Published online June 25, 2017.
Bilateral Homonymous Superior Quadrantanopia after Traumatic Brain Contusion
Hee Jong Shin, Jun Myeong Yun, Hyung Bin Hwang, Hye Bin Yim
Department of Ophthalmology, Incheon St. Mary’s Hospital, College of Medicine, The Catholic University of Korea, Incheon, Korea
Received: 9 January 2017   • Revised: 28 February 2017   • Accepted: 6 March 2017
Abstract
Purpose: We reported on a rare case of traumatic brain contusion causing bilateral homonymous superior quadrantanopia.

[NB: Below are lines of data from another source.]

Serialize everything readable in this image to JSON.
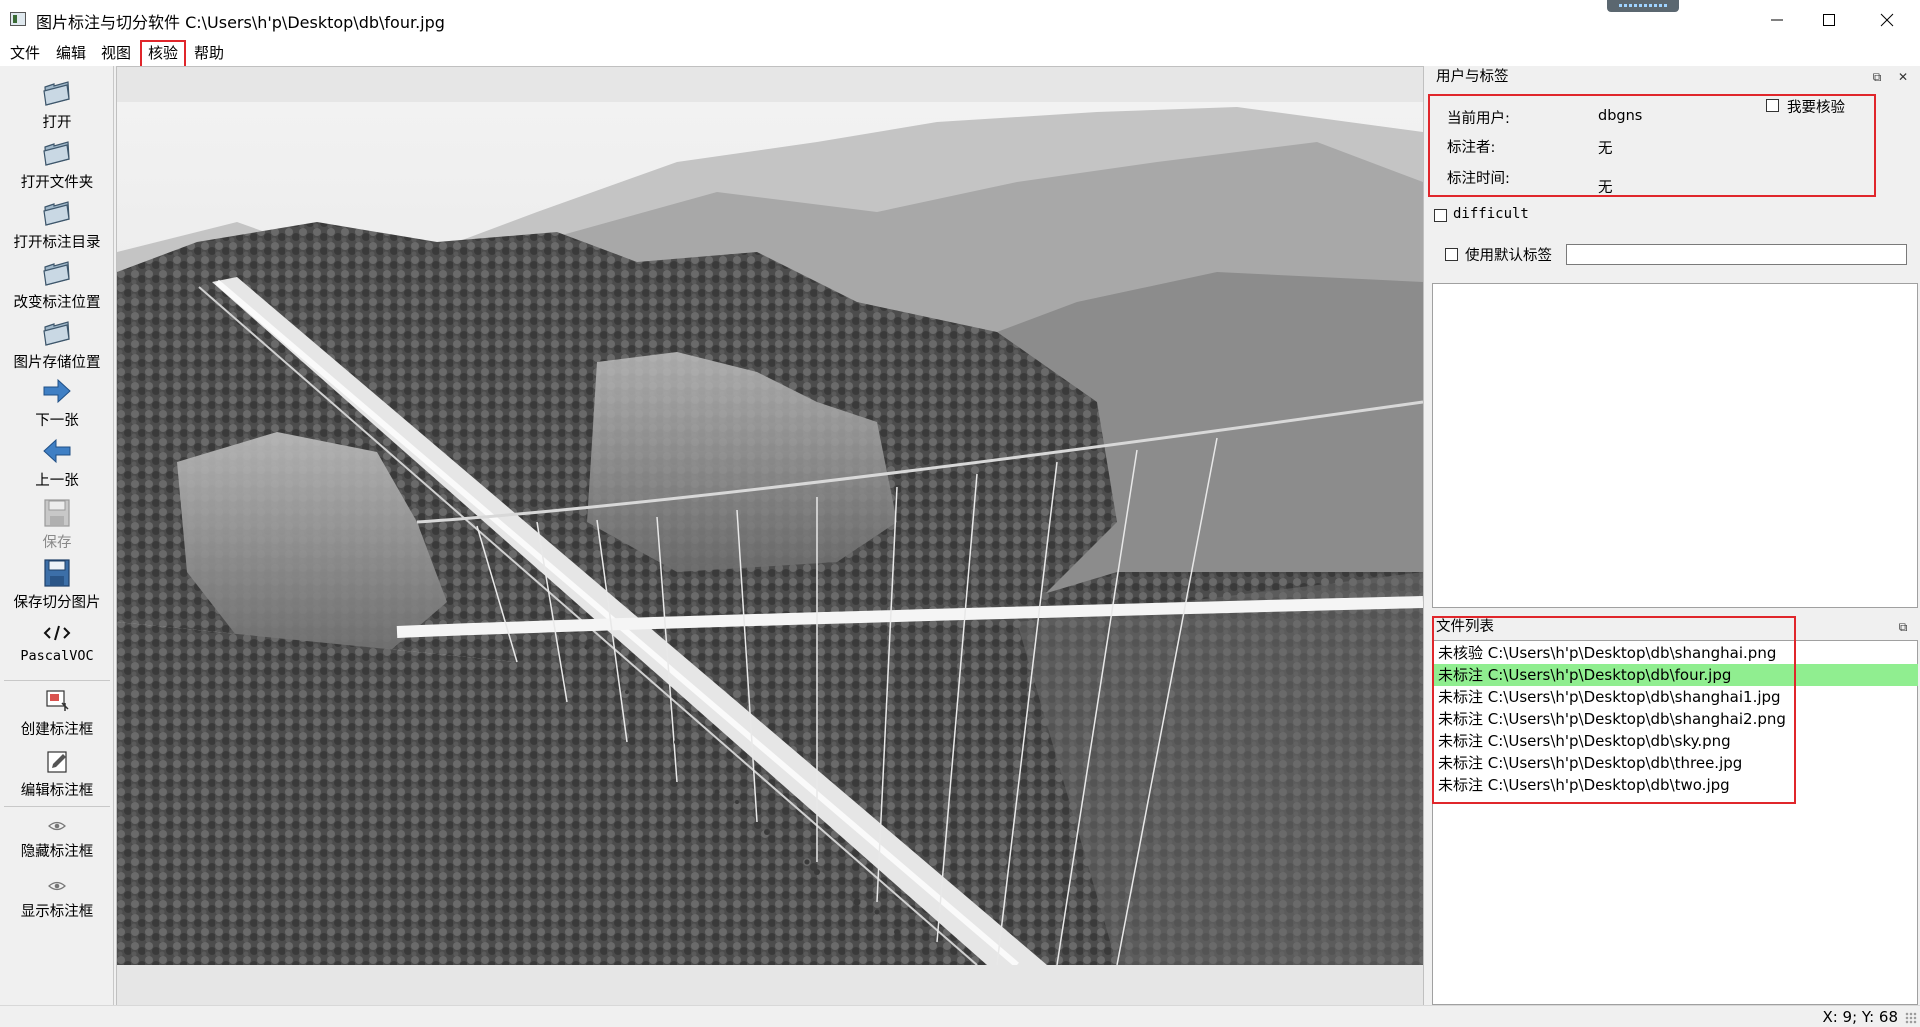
{
  "window": {
    "title": "图片标注与切分软件 C:\\Users\\h'p\\Desktop\\db\\four.jpg",
    "controls": [
      "minimize",
      "maximize",
      "close"
    ]
  },
  "menu": [
    "文件",
    "编辑",
    "视图",
    "核验",
    "帮助"
  ],
  "toolbar": [
    {
      "label": "打开",
      "icon": "folder-icon",
      "enabled": true
    },
    {
      "label": "打开文件夹",
      "icon": "folder-icon",
      "enabled": true
    },
    {
      "label": "打开标注目录",
      "icon": "folder-icon",
      "enabled": true
    },
    {
      "label": "改变标注位置",
      "icon": "folder-icon",
      "enabled": true
    },
    {
      "label": "图片存储位置",
      "icon": "folder-icon",
      "enabled": true
    },
    {
      "label": "下一张",
      "icon": "arrow-right-icon",
      "enabled": true
    },
    {
      "label": "上一张",
      "icon": "arrow-left-icon",
      "enabled": true
    },
    {
      "label": "保存",
      "icon": "save-icon",
      "enabled": false
    },
    {
      "label": "保存切分图片",
      "icon": "save-icon",
      "enabled": true
    },
    {
      "label": "PascalVOC",
      "icon": "code-icon",
      "enabled": true
    },
    {
      "label": "创建标注框",
      "icon": "create-box-icon",
      "enabled": true
    },
    {
      "label": "编辑标注框",
      "icon": "edit-box-icon",
      "enabled": true
    },
    {
      "label": "隐藏标注框",
      "icon": "eye-icon",
      "enabled": true
    },
    {
      "label": "显示标注框",
      "icon": "eye-icon",
      "enabled": true
    }
  ],
  "label_panel": {
    "title": "用户与标签",
    "current_user_label": "当前用户:",
    "current_user_value": "dbgns",
    "annotator_label": "标注者:",
    "annotator_value": "无",
    "annotate_time_label": "标注时间:",
    "annotate_time_value": "无",
    "verify_checkbox": "我要核验",
    "verify_checked": false,
    "difficult_checkbox": "difficult",
    "difficult_checked": false,
    "default_label_checkbox": "使用默认标签",
    "default_label_checked": false,
    "default_label_value": ""
  },
  "file_list": {
    "title": "文件列表",
    "items": [
      {
        "text": "未核验 C:\\Users\\h'p\\Desktop\\db\\shanghai.png",
        "selected": false
      },
      {
        "text": "未标注 C:\\Users\\h'p\\Desktop\\db\\four.jpg",
        "selected": true
      },
      {
        "text": "未标注 C:\\Users\\h'p\\Desktop\\db\\shanghai1.jpg",
        "selected": false
      },
      {
        "text": "未标注 C:\\Users\\h'p\\Desktop\\db\\shanghai2.png",
        "selected": false
      },
      {
        "text": "未标注 C:\\Users\\h'p\\Desktop\\db\\sky.png",
        "selected": false
      },
      {
        "text": "未标注 C:\\Users\\h'p\\Desktop\\db\\three.jpg",
        "selected": false
      },
      {
        "text": "未标注 C:\\Users\\h'p\\Desktop\\db\\two.jpg",
        "selected": false
      }
    ]
  },
  "status": {
    "cursor": "X: 9; Y: 68"
  },
  "colors": {
    "highlight_border": "#e0262b",
    "selected_row": "#90ee90"
  }
}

Case Summary: A 55-year-old woman who underwent brain surgery three years ago due to head trauma caused by a traffic accident, visited this clinic on September 2004 because of a 5-month history of worsening visual acuity. Her best corrected visual acuity was 12/20 right, 16/20 left. To figure out if there were any visual field defects or diplopia, a Goldmann visual field test was done. The result of the examination was right superior homonymous quadrantanopia, which could be explained by a left temporal and occipital lobe lesion. On a brain magnetic resonance imaging (MRI), the bilateral temporal lobes and occipital lobes presented encephalomalacic changes, assumed to be sequela of the previous traumatic contusion in 2001. The patient re-visited the clinic in 2013 for decreased visual acuity. We executed a visual field 24-2 Threshold Test to figure out the progression of the visual field defect. The result was bilateral homonymous superior quadrantanopia. On a brain MRI, multifocal encephalomalacic lesions at bilateral temporal and occipital lobes were observed. It was presumed to be an advanced invasion of encephalomalacic change.
Conclusion: Traumatic brain contusions show variable clinical signs and visual field defects. A bilateral homonymous visual field defect is rarely seen. It is important to not forget that contralateral quatrantanopia could occur bilaterally due to brain lesions on both hemispheres and ophthalmologists need to pay more attention when diagnosing patients with atypical visual field defects.